“Talking about it doesn’t help.” Dalton spoke like a man bored with a worn-out topic. “You are going to wait until tomorrow for your—justice? I have some letters I want to write for Virginia to carry with her; I have some instructions to leave her; I have a good deal to do. For, somehow—” he looked up with a strange smile upon the tightened lips—“I imagine that you are going to come out of this alive, and I’m going to come out of it—dead! You’ll wait until tomorrow?”

“I’ll wait.”

Farley got to his feet. Dalton rose with him.

“You’ll sleep here tonight?”

“No. I’ll sleep outside—not far away,” meaningly.

“Oh, I won’t run away,” laughed Dalton. “Good night!”

Farley made no answer as he backed to the door and stepped swiftly outside. He closed the door behind him, and strode rapidly away into the darkness.
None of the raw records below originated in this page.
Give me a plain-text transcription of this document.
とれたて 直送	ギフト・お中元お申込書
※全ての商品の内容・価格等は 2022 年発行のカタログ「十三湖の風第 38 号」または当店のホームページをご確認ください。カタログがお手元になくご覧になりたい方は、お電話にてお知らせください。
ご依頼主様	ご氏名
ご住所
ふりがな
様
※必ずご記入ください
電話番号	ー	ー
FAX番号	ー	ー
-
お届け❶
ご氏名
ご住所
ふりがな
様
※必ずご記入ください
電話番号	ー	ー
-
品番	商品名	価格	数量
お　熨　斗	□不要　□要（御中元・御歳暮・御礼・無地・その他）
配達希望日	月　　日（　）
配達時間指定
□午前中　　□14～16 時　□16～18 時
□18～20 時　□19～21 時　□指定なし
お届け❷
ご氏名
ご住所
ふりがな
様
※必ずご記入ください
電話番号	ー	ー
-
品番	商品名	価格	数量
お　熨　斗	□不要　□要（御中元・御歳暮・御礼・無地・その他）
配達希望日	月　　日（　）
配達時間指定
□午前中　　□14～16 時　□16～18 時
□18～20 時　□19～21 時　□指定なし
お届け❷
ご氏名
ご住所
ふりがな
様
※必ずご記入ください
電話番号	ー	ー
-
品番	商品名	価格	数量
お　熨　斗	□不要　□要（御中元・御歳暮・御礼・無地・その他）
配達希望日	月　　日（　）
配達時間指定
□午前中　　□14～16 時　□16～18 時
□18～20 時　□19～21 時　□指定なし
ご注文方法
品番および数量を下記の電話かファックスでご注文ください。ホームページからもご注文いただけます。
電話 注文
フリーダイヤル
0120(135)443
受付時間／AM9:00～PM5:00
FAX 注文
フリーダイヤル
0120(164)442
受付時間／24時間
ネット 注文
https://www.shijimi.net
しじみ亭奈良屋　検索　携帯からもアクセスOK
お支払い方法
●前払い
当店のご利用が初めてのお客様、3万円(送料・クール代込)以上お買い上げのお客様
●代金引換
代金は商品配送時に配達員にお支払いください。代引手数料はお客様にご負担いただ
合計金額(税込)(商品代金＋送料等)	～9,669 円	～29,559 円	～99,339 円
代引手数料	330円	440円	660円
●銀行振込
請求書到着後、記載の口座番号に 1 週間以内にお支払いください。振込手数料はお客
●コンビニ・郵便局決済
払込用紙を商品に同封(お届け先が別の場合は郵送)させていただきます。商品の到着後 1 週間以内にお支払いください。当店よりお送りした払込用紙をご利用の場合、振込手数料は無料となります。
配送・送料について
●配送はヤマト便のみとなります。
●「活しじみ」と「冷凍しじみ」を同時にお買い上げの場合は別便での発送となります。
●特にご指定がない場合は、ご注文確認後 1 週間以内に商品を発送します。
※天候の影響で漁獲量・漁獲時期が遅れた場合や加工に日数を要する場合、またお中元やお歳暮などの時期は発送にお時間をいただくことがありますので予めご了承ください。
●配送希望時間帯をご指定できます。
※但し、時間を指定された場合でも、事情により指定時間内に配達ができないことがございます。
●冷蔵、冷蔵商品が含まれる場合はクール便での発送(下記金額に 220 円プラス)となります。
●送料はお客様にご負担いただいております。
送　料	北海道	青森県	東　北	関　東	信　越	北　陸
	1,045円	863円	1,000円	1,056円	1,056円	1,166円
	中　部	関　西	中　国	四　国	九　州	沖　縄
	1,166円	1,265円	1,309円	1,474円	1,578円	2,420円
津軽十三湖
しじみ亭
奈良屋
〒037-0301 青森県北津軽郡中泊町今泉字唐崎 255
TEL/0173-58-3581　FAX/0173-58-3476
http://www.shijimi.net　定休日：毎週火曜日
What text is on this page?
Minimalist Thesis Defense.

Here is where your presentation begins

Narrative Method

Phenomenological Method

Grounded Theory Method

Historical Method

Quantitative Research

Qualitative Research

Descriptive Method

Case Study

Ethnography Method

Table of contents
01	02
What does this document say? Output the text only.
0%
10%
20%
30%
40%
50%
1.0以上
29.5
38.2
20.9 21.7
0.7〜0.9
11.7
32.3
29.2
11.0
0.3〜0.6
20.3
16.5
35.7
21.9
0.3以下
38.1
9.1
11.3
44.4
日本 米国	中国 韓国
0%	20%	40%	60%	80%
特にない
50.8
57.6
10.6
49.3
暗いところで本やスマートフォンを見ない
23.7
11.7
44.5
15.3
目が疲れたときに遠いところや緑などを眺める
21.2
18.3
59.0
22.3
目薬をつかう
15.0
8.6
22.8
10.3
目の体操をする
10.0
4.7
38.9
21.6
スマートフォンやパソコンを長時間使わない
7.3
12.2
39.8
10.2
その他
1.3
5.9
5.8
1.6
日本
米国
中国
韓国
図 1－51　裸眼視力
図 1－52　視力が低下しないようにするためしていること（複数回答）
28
Of no mind to sleep, he built a little fire of dead twigs and pine-cones, and sitting upon a fallen log stared into the flames moodily.


He had sat there, motionless, for five minutes when something impelled him to look up. Standing a few feet from him, just without the circle of his firelight, was Virginia Dalton. He rose quickly, took a step forward and stopped. He did not at once speak, waiting for her.

“So you have come back?” she said gently. “I have missed you.”